Brian Elliott Smith, School of Global Japanese Studies, Meiji University, Tokyo, Japan
Terms them ‘sermon” notebooks which means ‘specialty’ in Japan. Started with lesson plan idea with simple rules for helping teach English. Students chose the topic, keep newspaper articles, things found on web etc. All they were supposed to do was come to class and talk about notebooks to class but students misinterpreted it as having to present a speech to the class and got very stressed! So then just asked them to present in small groups. Wanted to use notebooks to encourage self-expression, tap into intrinsic motivation and go beyond the textbook. Range of topics was impressive and enabled students to pick up specialist language.
Surveyed students to see if they liked the exercise as lecturer was concerned that it wasn’t really working. Although they understood objectives the surprise was that they didn’t think that hearing about others notebooks was good for listening skills and they did not update notebook gradually, they crammed night before! Reason why it didn’t really work was because the class was multicultural and students had problems understanding students from other cultures.

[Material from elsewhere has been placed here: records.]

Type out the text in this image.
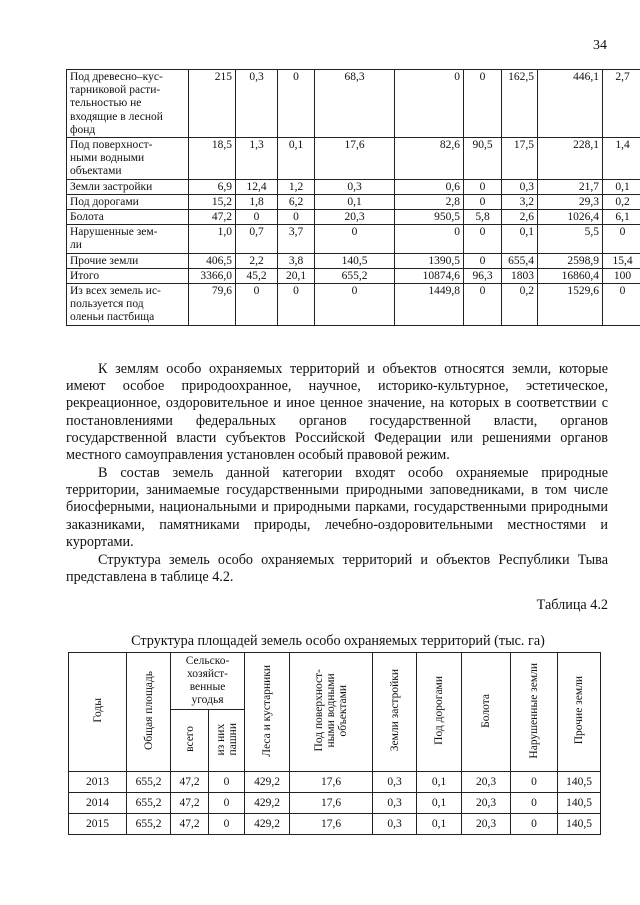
34
Под древесно–кус-
тарниковой расти-
тельностью не
входящие в лесной
фонд	215	0,3	0	68,3	0	0	162,5	446,1	2,7
Под поверхност-
ными водными
объектами	18,5	1,3	0,1	17,6	82,6	90,5	17,5	228,1	1,4
Земли застройки	6,9	12,4	1,2	0,3	0,6	0	0,3	21,7	0,1
Под дорогами	15,2	1,8	6,2	0,1	2,8	0	3,2	29,3	0,2
Болота	47,2	0	0	20,3	950,5	5,8	2,6	1026,4	6,1
Нарушенные зем-
ли	1,0	0,7	3,7	0	0	0	0,1	5,5	0
Прочие земли	406,5	2,2	3,8	140,5	1390,5	0	655,4	2598,9	15,4
Итого	3366,0	45,2	20,1	655,2	10874,6	96,3	1803	16860,4	100
Из всех земель ис-
пользуется под
оленьи пастбища	79,6	0	0	0	1449,8	0	0,2	1529,6	0

К землям особо охраняемых территорий и объектов относятся земли, которые имеют особое природоохранное, научное, историко-культурное, эстетическое, рекреационное, оздоровительное и иное ценное значение, на которых в соответствии с постановлениями федеральных органов государственной власти, органов государственной власти субъектов Российской Федерации или решениями органов местного самоуправления установлен особый правовой режим.

В состав земель данной категории входят особо охраняемые природные территории, занимаемые государственными природными заповедниками, в том числе биосферными, национальными и природными парками, государственными природными заказниками, памятниками природы, лечебно-оздоровительными местностями и курортами.

Структура земель особо охраняемых территорий и объектов Республики Тыва представлена в таблице 4.2.

Таблица 4.2
Структура площадей земель особо охраняемых территорий (тыс. га)
Годы	Общая площадь	Сельско-
хозяйст-
венные
угодья		Леса и кустарники	Под поверхност-
ными водными
объектами	Земли застройки	Под дорогами	Болота	Нарушенные земли	Прочие земли
		всего	из них
пашни							
2013	655,2	47,2	0	429,2	17,6	0,3	0,1	20,3	0	140,5
2014	655,2	47,2	0	429,2	17,6	0,3	0,1	20,3	0	140,5
2015	655,2	47,2	0	429,2	17,6	0,3	0,1	20,3	0	140,5
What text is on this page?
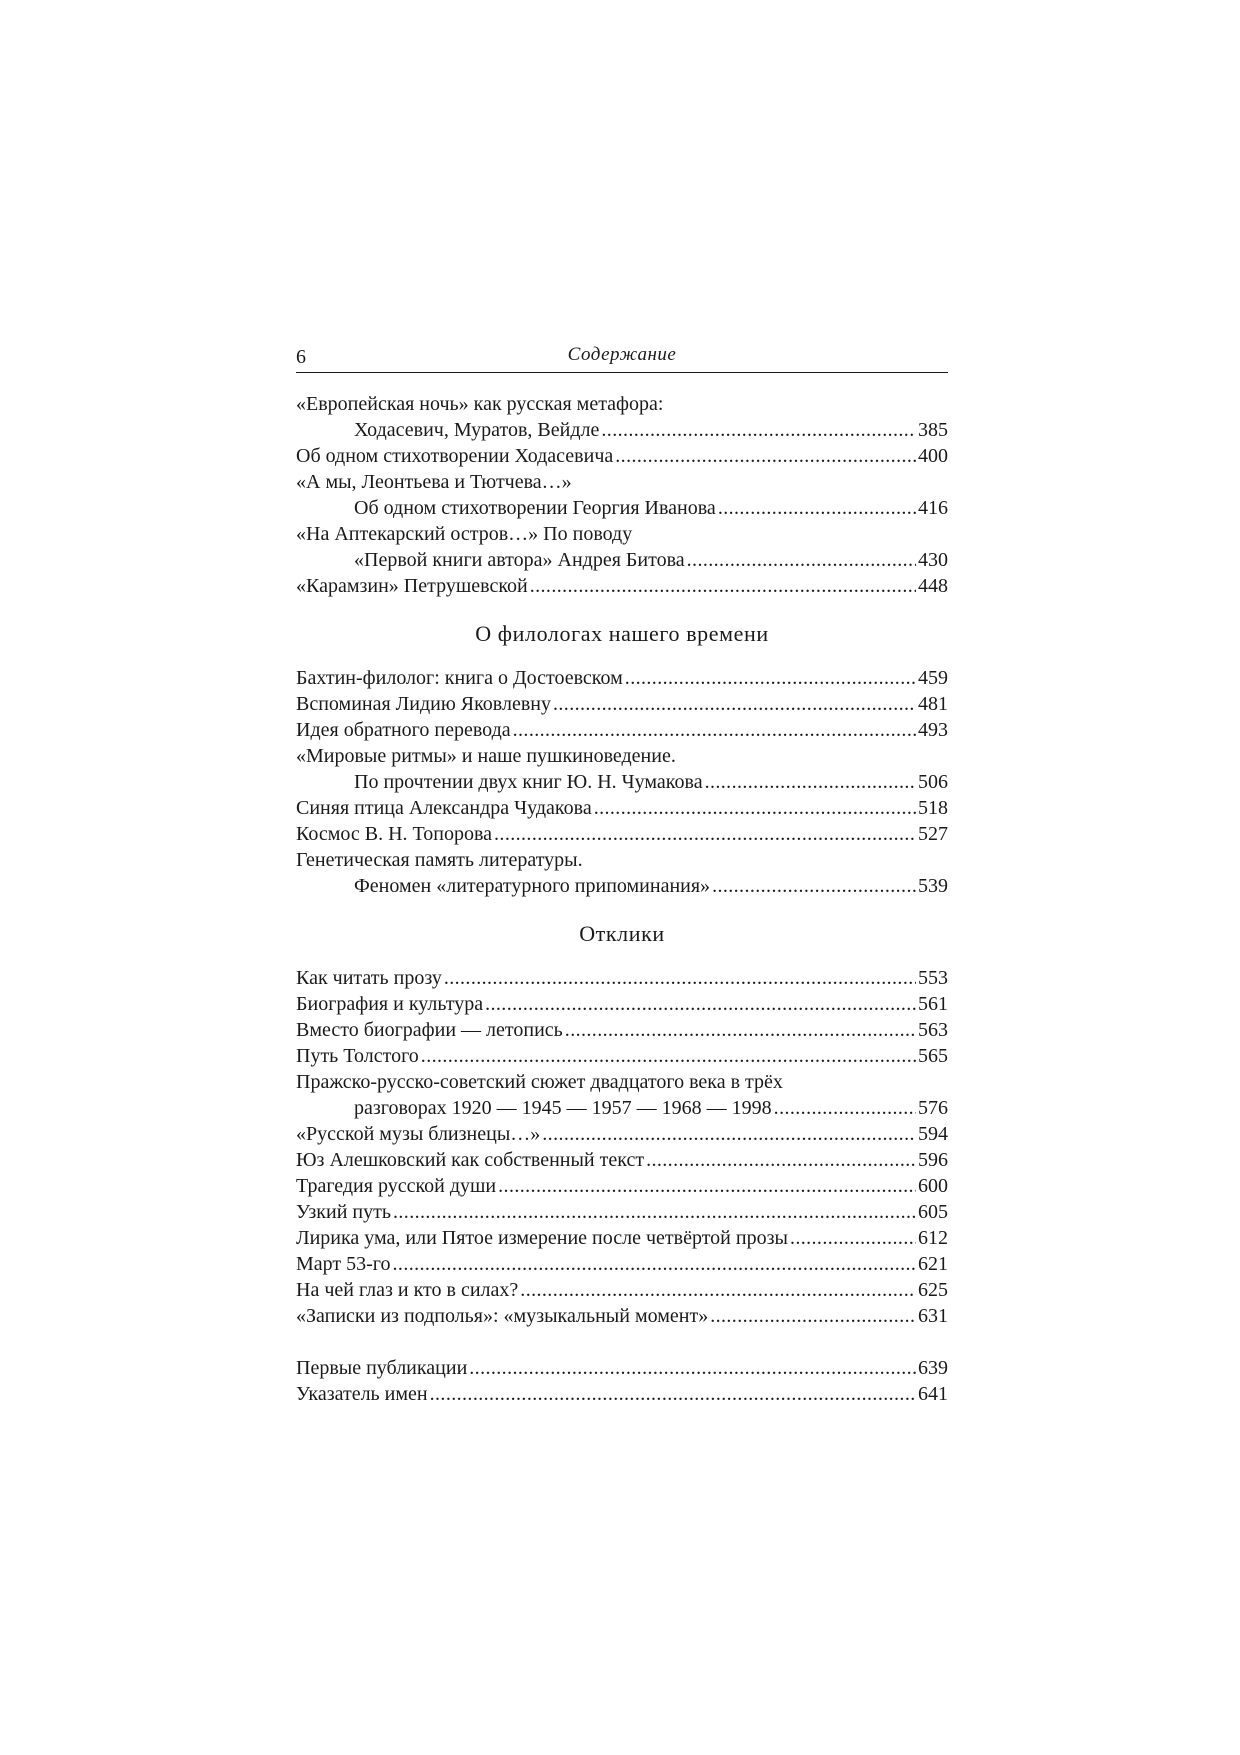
6	Содержание
«Европейская ночь» как русская метафора:
Ходасевич, Муратов, Вейдле .....	385
Об одном стихотворении Ходасевича .....	400
«А мы, Леонтьева и Тютчева…»
Об одном стихотворении Георгия Иванова .....	416
«На Аптекарский остров…» По поводу
«Первой книги автора» Андрея Битова .....	430
«Карамзин» Петрушевской .....	448
О филологах нашего времени
Бахтин-филолог: книга о Достоевском .....	459
Вспоминая Лидию Яковлевну .....	481
Идея обратного перевода .....	493
«Мировые ритмы» и наше пушкиноведение.
По прочтении двух книг Ю. Н. Чумакова .....	506
Синяя птица Александра Чудакова .....	518
Космос В. Н. Топорова .....	527
Генетическая память литературы.
Феномен «литературного припоминания» .....	539
Отклики
Как читать прозу .....	553
Биография и культура .....	561
Вместо биографии — летопись .....	563
Путь Толстого .....	565
Пражско-русско-советский сюжет двадцатого века в трёх
разговорах 1920 — 1945 — 1957 — 1968 — 1998 .....	576
«Русской музы близнецы…» .....	594
Юз Алешковский как собственный текст .....	596
Трагедия русской души .....	600
Узкий путь .....	605
Лирика ума, или Пятое измерение после четвёртой прозы .....	612
Март 53-го .....	621
На чей глаз и кто в силах? .....	625
«Записки из подполья»: «музыкальный момент» .....	631
Первые публикации .....	639
Указатель имен .....	641
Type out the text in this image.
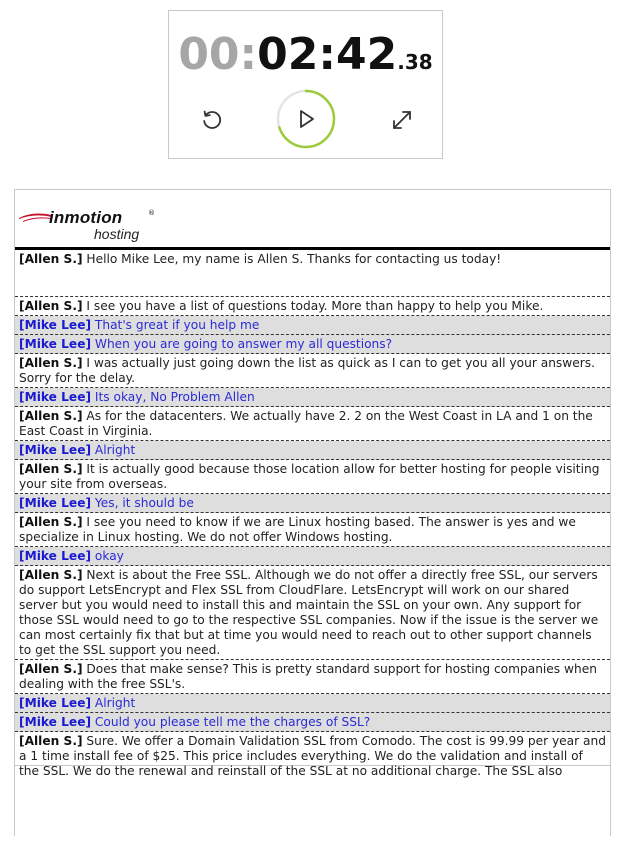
00:02:42.38
inmotion	®
hosting
[Allen S.] Hello Mike Lee, my name is Allen S. Thanks for contacting us today!
[Allen S.] I see you have a list of questions today. More than happy to help you Mike.
[Mike Lee] That's great if you help me
[Mike Lee] When you are going to answer my all questions?
[Allen S.] I was actually just going down the list as quick as I can to get you all your answers. Sorry for the delay.
[Mike Lee] Its okay, No Problem Allen
[Allen S.] As for the datacenters. We actually have 2. 2 on the West Coast in LA and 1 on the East Coast in Virginia.
[Mike Lee] Alright
[Allen S.] It is actually good because those location allow for better hosting for people visiting your site from overseas.
[Mike Lee] Yes, it should be
[Allen S.] I see you need to know if we are Linux hosting based. The answer is yes and we specialize in Linux hosting. We do not offer Windows hosting.
[Mike Lee] okay
[Allen S.] Next is about the Free SSL. Although we do not offer a directly free SSL, our servers do support LetsEncrypt and Flex SSL from CloudFlare. LetsEncrypt will work on our shared server but you would need to install this and maintain the SSL on your own. Any support for those SSL would need to go to the respective SSL companies. Now if the issue is the server we can most certainly fix that but at time you would need to reach out to other support channels to get the SSL support you need.
[Allen S.] Does that make sense? This is pretty standard support for hosting companies when dealing with the free SSL's.
[Mike Lee] Alright
[Mike Lee] Could you please tell me the charges of SSL?
[Allen S.] Sure. We offer a Domain Validation SSL from Comodo. The cost is 99.99 per year and a 1 time install fee of $25. This price includes everything. We do the validation and install of the SSL. We do the renewal and reinstall of the SSL at no additional charge. The SSL also
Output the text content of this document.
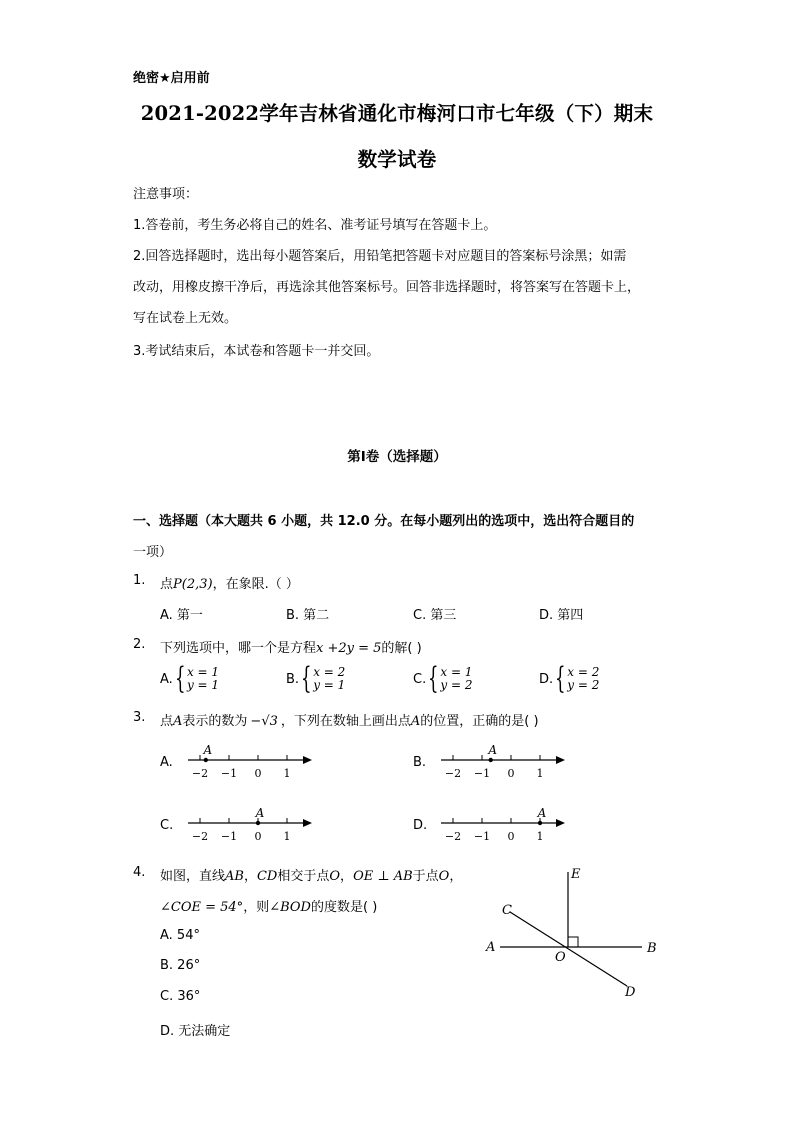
绝密★启用前
2021-2022学年吉林省通化市梅河口市七年级（下）期末
数学试卷
注意事项：
1.答卷前，考生务必将自己的姓名、准考证号填写在答题卡上。
2.回答选择题时，选出每小题答案后，用铅笔把答题卡对应题目的答案标号涂黑；如需
改动，用橡皮擦干净后，再选涂其他答案标号。回答非选择题时，将答案写在答题卡上，
写在试卷上无效。
3.考试结束后，本试卷和答题卡一并交回。
第I卷（选择题）
一、选择题（本大题共 6 小题，共 12.0 分。在每小题列出的选项中，选出符合题目的
一项）
1. 点P(2,3)，在象限.（ ）
A. 第一	B. 第二	C. 第三	D. 第四
2. 下列选项中，哪一个是方程x +2y = 5的解( )
A. { x = 1
y = 1	B. { x = 2
y = 1	C. { x = 1
y = 2	D. { x = 2
y = 2
3. 点A表示的数为 −√3 ，下列在数轴上画出点A的位置，正确的是( )
A.	B.
C.	D.
−2 −1 0 1
A
−2 −1 0 1
A
−2 −1 0 1
A
−2 −1 0 1
A
4. 如图，直线AB，CD相交于点O，OE ⊥ AB于点O，
∠COE = 54°，则∠BOD的度数是( )
A. 54°
B. 26°
C. 36°
D. 无法确定
A	B
C
D
E
O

Students generally liked idea of the notebook but got fed up within same topic every week. Problems came from lack of motivation because students are overworked in their degree programme which is very demanding. A lot of the students are working part time and are not necessarily in Japan to learn English so they have other demands on them. Students felt activity was very time consuming.
Will do the activity again but will give students more freedom to change topics, will change pace so less intensive and will consider peer evaluation. Need more research on the dynamics of the multi-cultural classroom in Japan.